Burgundy extends over several French departments and several different wine regions: from Chablis to Mâcon, you’ll need to cover 220 kilometres to go from end to end – which means you’ll end up discovering an enormous territory and a multitude of different terroirs.
There are five main routes to allow you to discover the wines of Burgundy, which will take you from the north to the south of the region, from Dijon to Mâcon via Beaune. Each of these trails will give you a new insight into the region and its wines.
Over a distance in excess of 60 kilometres, from Dijon to Santenay, the opportunity arises to travel the legendary Route Nationale 64, which crosses the Côte de Nuits and Côte de Beaune regions, with the world-famous villages that give their names to some of Burgundy’s greatest Grands Crus – with names such as Vougeot and Romanée-Conti! This route, which was given official status in 1995, has plenty of signs to minimise the risk of you getting lost.
Extending the Grands Crus Trail a little further beyond the road takes you on a journey of discovery into the Côte Chalonnaise. Passing through approximately forty villages with Roman churches and orchards, some of the most famous wine appellations that you will encounter include Rulley and Mercurey for red wines and Montagny and Givry for white wines.

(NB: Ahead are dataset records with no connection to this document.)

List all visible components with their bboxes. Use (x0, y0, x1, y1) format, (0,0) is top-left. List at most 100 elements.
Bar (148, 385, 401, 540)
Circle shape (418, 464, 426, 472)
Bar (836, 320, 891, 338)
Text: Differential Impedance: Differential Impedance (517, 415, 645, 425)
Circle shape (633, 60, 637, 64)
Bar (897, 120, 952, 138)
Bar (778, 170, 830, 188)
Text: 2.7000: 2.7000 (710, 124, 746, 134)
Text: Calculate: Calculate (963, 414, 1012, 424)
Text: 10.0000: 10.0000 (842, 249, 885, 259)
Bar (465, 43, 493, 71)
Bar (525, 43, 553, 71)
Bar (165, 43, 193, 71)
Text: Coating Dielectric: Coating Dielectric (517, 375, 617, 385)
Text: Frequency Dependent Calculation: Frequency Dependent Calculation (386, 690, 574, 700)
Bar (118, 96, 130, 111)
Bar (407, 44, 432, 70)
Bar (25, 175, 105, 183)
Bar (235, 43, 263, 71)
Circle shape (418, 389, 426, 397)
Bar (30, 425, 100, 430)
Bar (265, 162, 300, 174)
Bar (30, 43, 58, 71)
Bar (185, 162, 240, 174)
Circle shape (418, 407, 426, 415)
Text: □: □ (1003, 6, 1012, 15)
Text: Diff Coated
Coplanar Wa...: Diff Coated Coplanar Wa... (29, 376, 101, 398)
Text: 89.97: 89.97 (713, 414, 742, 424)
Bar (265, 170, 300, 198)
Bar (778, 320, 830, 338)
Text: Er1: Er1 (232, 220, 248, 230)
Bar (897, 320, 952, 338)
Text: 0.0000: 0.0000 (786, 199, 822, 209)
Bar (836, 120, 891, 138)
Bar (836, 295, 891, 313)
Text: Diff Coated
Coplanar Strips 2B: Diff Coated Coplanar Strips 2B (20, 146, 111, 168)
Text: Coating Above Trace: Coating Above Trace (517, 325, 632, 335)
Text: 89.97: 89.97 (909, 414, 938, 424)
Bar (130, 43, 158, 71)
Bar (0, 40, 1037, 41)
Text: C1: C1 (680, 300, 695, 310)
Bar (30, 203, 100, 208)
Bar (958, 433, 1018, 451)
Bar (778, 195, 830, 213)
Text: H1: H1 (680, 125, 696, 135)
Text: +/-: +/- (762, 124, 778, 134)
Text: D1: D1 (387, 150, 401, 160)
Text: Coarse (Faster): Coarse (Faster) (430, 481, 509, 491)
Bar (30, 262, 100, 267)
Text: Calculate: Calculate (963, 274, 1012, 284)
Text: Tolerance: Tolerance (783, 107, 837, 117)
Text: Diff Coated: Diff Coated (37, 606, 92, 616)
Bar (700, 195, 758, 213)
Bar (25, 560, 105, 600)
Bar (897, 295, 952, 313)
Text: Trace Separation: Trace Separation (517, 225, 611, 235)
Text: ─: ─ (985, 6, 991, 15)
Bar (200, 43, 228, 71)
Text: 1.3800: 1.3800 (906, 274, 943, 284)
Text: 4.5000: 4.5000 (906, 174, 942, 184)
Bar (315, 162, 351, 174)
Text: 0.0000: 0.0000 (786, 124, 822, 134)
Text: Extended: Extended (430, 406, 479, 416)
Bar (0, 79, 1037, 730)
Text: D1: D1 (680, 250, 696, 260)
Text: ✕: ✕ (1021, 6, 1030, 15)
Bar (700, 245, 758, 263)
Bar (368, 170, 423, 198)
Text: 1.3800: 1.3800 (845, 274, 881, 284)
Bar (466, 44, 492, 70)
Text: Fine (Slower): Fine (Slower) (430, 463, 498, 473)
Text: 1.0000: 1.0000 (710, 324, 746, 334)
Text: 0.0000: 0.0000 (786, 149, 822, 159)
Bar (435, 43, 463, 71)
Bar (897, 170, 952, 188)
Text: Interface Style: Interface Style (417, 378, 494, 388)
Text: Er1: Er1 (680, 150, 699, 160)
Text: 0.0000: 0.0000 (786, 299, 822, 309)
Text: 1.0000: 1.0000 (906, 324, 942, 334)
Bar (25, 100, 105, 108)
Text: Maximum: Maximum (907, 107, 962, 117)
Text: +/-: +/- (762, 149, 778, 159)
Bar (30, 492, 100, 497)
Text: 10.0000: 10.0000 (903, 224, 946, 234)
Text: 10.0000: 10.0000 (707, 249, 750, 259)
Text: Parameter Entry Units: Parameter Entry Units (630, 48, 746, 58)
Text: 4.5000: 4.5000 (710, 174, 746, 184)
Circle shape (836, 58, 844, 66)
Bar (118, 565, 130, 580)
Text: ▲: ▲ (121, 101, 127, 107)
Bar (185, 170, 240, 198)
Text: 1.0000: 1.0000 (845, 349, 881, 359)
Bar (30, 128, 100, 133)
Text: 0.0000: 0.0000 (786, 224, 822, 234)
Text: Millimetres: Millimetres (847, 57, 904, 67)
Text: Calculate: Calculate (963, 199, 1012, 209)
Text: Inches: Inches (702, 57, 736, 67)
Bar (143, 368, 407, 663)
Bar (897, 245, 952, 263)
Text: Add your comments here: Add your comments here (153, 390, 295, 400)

Stroll through the areas of Chablis, Auxerre, and Tonnerre: the Yonne, which is primarily known for Chablis, offers a wide range of different wines to explore.
At the very south of the Burgundy wine growing region, the Mâcon tourist trail leads you on a journey in the footsteps of wines including Mâcon, Pouilly-Fuissé and Saint-Véran. Nearby, a short detour takes you to the fabulous Rock of Solturé, while Cluny Abbey is another must-see!
Winemakers will greet you as you follow the trail of Bourgogne’s sparkling wine or crémant, tasting all the different varieties blanc de blancs, blanc de noirs and rosé, ambling through the countryside around Châtillon on a voyage of discovery.